Comments based on information available as of 6:00 am CT on 3/6/2026

Growth: A Jolt For Some, A Shock For Others
The surge in oil prices is acting as a global economic stress test—and for some, a personal one. In high-income, diversified economies like the U.S., higher energy prices are annoying but manageable. The U.S. is now a net exporter of oil, making today’s shock far less damaging than in past episodes. For lower-income, oil‑importing countries such as China and India, the strain is far more severe. The same divide shows up at home: higher-income households feel a jolt, while lower-income households absorb a much more acute hit as energy costs consume a larger share of their budgets.
Inflation: Perception Becomes Reality
The escalation of conflict in Iran has pushed crude prices above $80 a barrel, quickly filtering down to the gas pump. Gasoline prices carry outsized psychological weight. Unlike most expenses, they are displayed on every street corner, turning them into a highly visible barometer of inflation. When gas prices rise, they don’t just pressure wallets—they shape behavior by embedding higher inflation expectations. For the Federal Reserve, that’s the real risk. With uncertainty around how long the conflict will last or how high prices may go, policymakers may need to project resolve to prevent inflation expectations from becoming self‑fulfilling.
Policy: Resist The Urge To React
Geopolitical flashpoints invite the temptation to “trade the news,” but that instinct is often costly. The risk is binary and non‑linear: one headline can send oil prices soaring, the next can reverse the move entirely.
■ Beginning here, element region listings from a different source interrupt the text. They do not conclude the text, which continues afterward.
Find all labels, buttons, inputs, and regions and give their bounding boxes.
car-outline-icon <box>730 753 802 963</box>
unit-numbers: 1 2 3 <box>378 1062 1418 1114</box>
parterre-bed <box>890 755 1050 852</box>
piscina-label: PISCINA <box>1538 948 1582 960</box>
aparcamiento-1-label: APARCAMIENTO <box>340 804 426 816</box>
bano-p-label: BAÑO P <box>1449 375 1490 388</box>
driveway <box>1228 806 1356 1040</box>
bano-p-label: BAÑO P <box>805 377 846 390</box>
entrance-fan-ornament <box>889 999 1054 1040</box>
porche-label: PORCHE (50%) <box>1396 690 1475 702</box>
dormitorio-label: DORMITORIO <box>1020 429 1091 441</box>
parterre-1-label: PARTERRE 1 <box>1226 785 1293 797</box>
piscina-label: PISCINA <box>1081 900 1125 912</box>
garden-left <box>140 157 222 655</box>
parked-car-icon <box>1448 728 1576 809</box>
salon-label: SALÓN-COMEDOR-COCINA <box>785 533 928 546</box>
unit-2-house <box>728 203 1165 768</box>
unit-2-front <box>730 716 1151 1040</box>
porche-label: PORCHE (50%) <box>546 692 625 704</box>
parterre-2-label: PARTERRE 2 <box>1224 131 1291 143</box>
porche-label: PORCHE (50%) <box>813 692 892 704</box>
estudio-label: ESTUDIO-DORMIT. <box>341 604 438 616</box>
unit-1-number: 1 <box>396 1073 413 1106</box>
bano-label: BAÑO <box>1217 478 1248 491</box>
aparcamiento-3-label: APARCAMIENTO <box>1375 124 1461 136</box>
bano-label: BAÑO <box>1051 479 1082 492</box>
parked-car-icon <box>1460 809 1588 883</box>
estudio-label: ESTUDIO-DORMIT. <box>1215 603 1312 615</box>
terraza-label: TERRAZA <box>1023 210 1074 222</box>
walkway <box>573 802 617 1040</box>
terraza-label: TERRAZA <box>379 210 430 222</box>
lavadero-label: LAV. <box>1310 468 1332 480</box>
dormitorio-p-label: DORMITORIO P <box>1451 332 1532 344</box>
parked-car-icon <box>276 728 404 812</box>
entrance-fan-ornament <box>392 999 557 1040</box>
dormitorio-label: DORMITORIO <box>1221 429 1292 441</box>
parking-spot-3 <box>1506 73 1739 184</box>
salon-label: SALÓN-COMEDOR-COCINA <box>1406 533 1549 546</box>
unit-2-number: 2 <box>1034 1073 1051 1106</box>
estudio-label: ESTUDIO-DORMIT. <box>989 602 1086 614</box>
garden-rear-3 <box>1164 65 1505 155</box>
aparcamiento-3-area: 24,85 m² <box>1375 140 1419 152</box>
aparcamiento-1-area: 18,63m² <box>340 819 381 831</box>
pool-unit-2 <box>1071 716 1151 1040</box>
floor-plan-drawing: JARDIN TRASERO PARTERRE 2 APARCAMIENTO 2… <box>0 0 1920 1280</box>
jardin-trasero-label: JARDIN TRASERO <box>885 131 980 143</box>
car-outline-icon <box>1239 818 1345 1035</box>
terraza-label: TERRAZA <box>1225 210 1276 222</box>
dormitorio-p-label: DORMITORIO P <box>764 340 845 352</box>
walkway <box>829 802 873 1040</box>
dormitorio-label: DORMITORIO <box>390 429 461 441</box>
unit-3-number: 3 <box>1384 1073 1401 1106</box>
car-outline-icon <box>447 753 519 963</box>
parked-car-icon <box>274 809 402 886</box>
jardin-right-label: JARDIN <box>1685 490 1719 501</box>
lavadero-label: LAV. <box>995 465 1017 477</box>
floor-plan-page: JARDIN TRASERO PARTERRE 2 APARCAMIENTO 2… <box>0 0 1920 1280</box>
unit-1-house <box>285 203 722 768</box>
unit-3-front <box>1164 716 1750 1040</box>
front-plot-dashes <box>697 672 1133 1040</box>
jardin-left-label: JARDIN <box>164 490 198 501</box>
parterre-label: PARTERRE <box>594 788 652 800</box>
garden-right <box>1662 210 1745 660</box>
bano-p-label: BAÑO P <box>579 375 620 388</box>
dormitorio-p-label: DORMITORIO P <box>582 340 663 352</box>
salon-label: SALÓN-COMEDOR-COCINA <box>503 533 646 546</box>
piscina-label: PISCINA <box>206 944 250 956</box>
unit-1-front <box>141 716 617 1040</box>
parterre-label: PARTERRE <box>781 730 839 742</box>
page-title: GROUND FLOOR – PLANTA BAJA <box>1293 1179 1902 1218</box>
Timing these events consistently is nearly impossible.
The more effective response is not reaction, but discipline. Geopolitical shocks are a unique category of risk—one that can’t be outsmarted, only managed. That requires staying invested, avoiding knee‑jerk decisions, and relying on a well‑constructed allocation to absorb short‑term volatility without derailing long‑term compounding.
Looking Ahead: A Financial Plan is Diversification’s Missing Ingredient
Traditional diversification often leans on stocks, bonds, and gold. Recent history—including 2021–2022—shows the limits of that framework. In periods of synchronized stress, stocks and bonds can fall together, and even gold can weaken as investors prioritize liquidity. In true crises, global capital still runs to the U.S. dollar. That reality highlights the missing ingredient in many portfolios: cash and a financial plan. Cash isn’t just defensive—it provides the financial and psychological patience needed to let diversified assets recover. Without that buffer, investors are more likely to sell at precisely the wrong moment.